GENEL KURUL KONUŞMASI
Konu: ULUSLARARASI PARA FONU ANA SÖZLEŞMESİNDE İCRA DİREKTÖRLERİ KURULU REFORMUNA İLİŞKİN OLARAK YAPILMASI TEKLİF EDİLEN DEĞİŞİKLİKLERİN ONAYLANMASININ UYGUN BULUNDUĞU HAKKINDA KANUN TASARISI
Yasama Yılı:2
Birleşim:110
Tarih:23.05.2012

MHP GRUBU ADINA OKTAY VURAL (İzmir) - Teşekkür ederim Sayın Başkan.

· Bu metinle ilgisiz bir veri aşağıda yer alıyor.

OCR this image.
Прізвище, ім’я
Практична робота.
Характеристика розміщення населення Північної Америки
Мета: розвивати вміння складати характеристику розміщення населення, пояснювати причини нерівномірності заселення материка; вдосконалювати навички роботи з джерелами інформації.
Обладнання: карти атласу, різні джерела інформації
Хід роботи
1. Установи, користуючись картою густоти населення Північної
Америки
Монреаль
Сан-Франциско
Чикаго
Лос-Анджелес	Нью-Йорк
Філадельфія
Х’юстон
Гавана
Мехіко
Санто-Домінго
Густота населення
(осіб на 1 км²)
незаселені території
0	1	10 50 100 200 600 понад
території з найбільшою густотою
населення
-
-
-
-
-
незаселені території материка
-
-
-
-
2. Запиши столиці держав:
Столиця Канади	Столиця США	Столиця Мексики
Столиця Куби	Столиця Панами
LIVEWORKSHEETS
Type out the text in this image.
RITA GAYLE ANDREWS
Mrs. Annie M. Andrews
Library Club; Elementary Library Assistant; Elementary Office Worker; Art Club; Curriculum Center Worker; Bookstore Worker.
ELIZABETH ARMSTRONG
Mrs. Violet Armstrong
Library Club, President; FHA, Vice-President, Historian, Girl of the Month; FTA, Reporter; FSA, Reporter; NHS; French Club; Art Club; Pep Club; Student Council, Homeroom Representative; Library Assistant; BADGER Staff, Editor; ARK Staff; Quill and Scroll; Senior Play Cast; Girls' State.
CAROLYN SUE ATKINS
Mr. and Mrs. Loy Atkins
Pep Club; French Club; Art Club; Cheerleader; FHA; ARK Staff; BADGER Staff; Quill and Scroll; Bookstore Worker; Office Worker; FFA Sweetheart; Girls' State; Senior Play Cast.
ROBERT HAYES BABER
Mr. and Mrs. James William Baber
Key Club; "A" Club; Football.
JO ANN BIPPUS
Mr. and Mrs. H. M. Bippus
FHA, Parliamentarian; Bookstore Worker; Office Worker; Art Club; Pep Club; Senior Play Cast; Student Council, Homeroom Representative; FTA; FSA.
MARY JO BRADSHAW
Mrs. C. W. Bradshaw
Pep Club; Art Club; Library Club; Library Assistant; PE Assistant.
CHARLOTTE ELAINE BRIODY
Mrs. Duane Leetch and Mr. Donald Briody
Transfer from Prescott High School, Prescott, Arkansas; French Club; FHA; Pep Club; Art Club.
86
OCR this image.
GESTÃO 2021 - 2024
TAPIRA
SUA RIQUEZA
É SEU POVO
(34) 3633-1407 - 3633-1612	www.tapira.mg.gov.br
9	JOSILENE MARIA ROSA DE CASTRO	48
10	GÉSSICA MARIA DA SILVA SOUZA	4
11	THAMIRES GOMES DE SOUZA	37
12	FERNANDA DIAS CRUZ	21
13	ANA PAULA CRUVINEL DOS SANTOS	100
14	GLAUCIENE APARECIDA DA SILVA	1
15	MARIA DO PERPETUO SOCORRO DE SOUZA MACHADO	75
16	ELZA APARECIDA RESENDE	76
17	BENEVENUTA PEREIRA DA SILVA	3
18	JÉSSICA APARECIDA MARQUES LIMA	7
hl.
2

Çok değerli milletvekilleri, bu uluslararası sözleşme hakkında birkaç konuda kısa bir değerlendirme yapmak amacıyla söz talebim oldu. Öncelikle, Sayın Meclis Başkan Vekilinin bir önceki oturumda ortaya koyduğu tavrın Türk milletinin hassasiyetlerine ve değerlerine sahip çıkma tavrı olduğunu ifade ediyorum. Dolayısıyla, bu bakımdan, Meclisi yöneten sayın Meclis başkan vekillerinin Türk milletinin hassasiyetine uygun davranışı eleştirilecek bir konu değildir; aksine, Meclisi yöneten başkan vekillerinin görevlerinden biri olduğunu ifade etmek istiyorum.

Öte yandan, özellikle, bizim, Milliyetçi Hareket Partisi Grubu adına konuşan Sayın Ahmet Kenan Tanrıkulu'nun borçlarla ilgili verdiği bilgiler üzerine Sayın Millî Savunma Bakanının yaptığı bir değerlendirme var. Tabii bu değerlendirmeyi yaparken âdeta Türkiye'nin sanki borç stoku azalıyormuş, borçlarını ödüyormuş gibi bir hava oluşturuyor, aslında böyle değil. Çünkü 2002 yılında Türkiye'nin 220 milyar dolar borcu varken, bugün 595 milyar dolar borcu vardır. Türkiye'nin borç stoku giderek artmaktadır. Üstelik 2002 yılında yüzde 24 olan tasarruf oranı, bugün yüzde 12'ye düşmüştür. Türkiye'nin gayrisafi millî hasılasına cari açığın oranı yüzde 10'lara varmıştır.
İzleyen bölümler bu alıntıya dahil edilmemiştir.